Key stakeholders, including African governments, local businesses, and international partners, must be fully aligned to ensure that projects are both impactful and sustainable. 

The role of multilateral institutions and Africa’s debt concerns 

One of the main sources of infrastructure financing in Africa is multilateral development banks, such as the African Development Bank (AfDB), which has invested over $50bn in infrastructure projects over the past eight years. One of the most pressing concerns, however, is Africa’s mounting debt crisis. 

The increasing involvement of foreign lenders, particularly China, bears a real risk of exacerbating the continent’s debt burden. Investments must therefore be designed to foster economic growth while ensuring that the debt-to-GDP ratio of African countries remains manageable. 

Competing global incentives and regional coordination 

Competing global incentives, such as the US Inflation Reduction Act, threaten to divert funding away from African infrastructure projects. To address this, Bekele-Thomas advocates for a global solution that ensures equitable investment distribution and improves the global financial framework. Key to this will be the streamlining of project preparation processes, the establishment of uniform funding requirements, and the development of projects that deliver substantial economic, social, and environmental benefits. 

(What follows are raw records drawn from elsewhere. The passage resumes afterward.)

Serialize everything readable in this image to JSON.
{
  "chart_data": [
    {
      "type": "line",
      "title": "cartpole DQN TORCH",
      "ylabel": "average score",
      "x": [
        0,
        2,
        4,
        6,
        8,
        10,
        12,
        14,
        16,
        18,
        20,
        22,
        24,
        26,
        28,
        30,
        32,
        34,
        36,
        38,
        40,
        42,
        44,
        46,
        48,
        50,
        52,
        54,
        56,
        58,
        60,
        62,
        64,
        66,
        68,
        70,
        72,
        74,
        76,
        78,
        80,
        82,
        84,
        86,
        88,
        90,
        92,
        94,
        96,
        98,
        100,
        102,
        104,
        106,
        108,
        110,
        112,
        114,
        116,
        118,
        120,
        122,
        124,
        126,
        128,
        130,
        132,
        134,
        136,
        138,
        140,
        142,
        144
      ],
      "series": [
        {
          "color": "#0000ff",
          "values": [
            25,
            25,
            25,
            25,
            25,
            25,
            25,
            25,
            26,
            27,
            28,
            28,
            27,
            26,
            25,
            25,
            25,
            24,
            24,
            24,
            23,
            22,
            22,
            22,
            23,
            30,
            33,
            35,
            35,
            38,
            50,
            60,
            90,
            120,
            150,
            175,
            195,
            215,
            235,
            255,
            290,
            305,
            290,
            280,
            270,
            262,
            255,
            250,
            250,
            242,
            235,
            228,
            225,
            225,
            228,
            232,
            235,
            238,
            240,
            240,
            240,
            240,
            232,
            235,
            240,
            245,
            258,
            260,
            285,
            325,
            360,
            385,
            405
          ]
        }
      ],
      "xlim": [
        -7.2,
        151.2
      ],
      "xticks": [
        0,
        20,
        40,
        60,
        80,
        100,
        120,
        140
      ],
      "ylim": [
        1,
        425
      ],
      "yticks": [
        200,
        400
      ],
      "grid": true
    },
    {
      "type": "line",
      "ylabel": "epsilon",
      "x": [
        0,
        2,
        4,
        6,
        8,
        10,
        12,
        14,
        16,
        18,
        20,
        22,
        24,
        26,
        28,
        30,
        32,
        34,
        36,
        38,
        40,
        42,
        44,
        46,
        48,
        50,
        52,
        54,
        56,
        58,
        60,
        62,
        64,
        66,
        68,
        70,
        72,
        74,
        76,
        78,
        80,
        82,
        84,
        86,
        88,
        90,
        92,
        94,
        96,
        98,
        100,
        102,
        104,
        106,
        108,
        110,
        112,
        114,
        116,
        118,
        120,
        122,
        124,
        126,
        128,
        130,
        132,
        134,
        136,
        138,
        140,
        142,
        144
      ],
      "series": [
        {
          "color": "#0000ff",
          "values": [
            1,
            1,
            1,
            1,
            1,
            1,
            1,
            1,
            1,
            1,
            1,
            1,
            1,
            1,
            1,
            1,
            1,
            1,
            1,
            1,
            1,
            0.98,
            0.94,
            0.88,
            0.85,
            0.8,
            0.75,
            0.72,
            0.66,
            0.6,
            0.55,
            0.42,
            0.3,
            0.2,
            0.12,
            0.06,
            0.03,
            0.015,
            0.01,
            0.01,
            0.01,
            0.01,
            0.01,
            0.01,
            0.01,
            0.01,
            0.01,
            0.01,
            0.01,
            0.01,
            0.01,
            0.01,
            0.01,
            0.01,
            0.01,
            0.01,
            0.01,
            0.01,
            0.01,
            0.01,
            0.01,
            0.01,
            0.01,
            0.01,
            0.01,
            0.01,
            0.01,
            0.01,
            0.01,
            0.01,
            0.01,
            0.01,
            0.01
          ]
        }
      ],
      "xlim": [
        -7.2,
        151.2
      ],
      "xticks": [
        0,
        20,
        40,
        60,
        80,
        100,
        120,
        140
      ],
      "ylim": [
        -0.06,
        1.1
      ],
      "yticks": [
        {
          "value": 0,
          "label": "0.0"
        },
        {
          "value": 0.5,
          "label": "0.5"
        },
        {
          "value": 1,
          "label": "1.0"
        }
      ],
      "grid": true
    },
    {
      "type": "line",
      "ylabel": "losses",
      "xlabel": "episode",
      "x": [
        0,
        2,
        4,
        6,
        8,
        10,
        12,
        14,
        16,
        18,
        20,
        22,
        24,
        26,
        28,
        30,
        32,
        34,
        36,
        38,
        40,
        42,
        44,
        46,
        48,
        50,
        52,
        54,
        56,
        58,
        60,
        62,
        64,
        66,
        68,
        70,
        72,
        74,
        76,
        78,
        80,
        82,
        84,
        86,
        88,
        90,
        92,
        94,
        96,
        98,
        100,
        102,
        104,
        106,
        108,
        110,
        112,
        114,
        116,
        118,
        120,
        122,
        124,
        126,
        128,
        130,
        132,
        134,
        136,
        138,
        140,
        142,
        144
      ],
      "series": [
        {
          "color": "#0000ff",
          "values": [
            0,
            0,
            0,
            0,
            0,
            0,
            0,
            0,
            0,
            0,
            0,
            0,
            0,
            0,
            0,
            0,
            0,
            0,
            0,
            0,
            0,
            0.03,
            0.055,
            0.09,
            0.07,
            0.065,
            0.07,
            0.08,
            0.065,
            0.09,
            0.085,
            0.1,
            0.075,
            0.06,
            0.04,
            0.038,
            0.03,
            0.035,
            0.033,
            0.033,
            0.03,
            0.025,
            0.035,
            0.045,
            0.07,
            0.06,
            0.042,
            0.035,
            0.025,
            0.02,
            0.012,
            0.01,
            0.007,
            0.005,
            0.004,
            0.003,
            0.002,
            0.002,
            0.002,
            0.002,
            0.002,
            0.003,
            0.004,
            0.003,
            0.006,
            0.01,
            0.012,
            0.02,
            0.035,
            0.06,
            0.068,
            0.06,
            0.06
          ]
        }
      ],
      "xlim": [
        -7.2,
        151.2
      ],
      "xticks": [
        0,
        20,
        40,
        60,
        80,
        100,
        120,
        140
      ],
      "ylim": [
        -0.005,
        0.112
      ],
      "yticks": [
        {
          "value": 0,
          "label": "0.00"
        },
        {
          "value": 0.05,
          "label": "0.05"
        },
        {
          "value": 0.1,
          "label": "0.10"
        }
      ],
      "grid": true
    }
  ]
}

At the regional level, infrastructure investments are typically more effectively implemented at the national level due to local priorities and political dynamics. However, the importance of regional projects, particularly transnational ones, should not be overlooked. These projects, which span multiple countries, are essential for achieving Africa’s broader development goals. 

Coordination challenges and competing national interests often impede the success of regional initiatives, but Bekele-Thomas argues that with stronger alignment and greater co-ownership among African stakeholders and regional bodies, such as the African Union and Regional Economic Communities, transnational projects can achieve lasting impact. 

The African Continental Free Trade Area and transformative infrastructure 

The African Continental Free Trade Area (AfCFTA) presents an opportunity for transformative infrastructure financing. By enhancing regional integration and facilitating the movement of goods, services, and people, infrastructure development plays a central role in the success of AfCFTA. 

According to Bekele-Thomas, the potential benefits of supporting the AfCFTA through infrastructure development are four-fold. First, it could provide significant economic benefits, both for Africa and Europe. 

Second, it has strong support from African governments and citizens, who recognise the need for improved infrastructure to enhance regional integration. Third, the AfCFTA provides important non-economic benefits, including peace and stability. 

Finally, the European Commission’s expertise in fostering regional economic cooperation makes it an ideal partner for supporting the development of regional infrastructure, creating a mutually beneficial relationship. 

Conclusion 

The infrastructure gap in Africa is substantial, and while progress is being made, significant challenges remain in terms of financing, coordination, and implementation. Bekele-Thomas emphasises that filling the gap requires a multi-faceted approach that includes enhancing domestic resource mobilisation, increasing the efficiency of foreign aid, leveraging private sector funding, and ensuring that projects are aligned with Africa’s long-term development goals.

With strategic partnerships, effective coordination, and a focus on sustainable, impactful projects, Africa can address its infrastructure needs and achieve greater regional integration and economic development. Bekele-Thomas also encourages stakeholders to work together and take action ahead of the upcoming 7th AU-EU Summit to implement report recommendations to make Global Gateway more effective and supportive of Africa’s long term development goals.”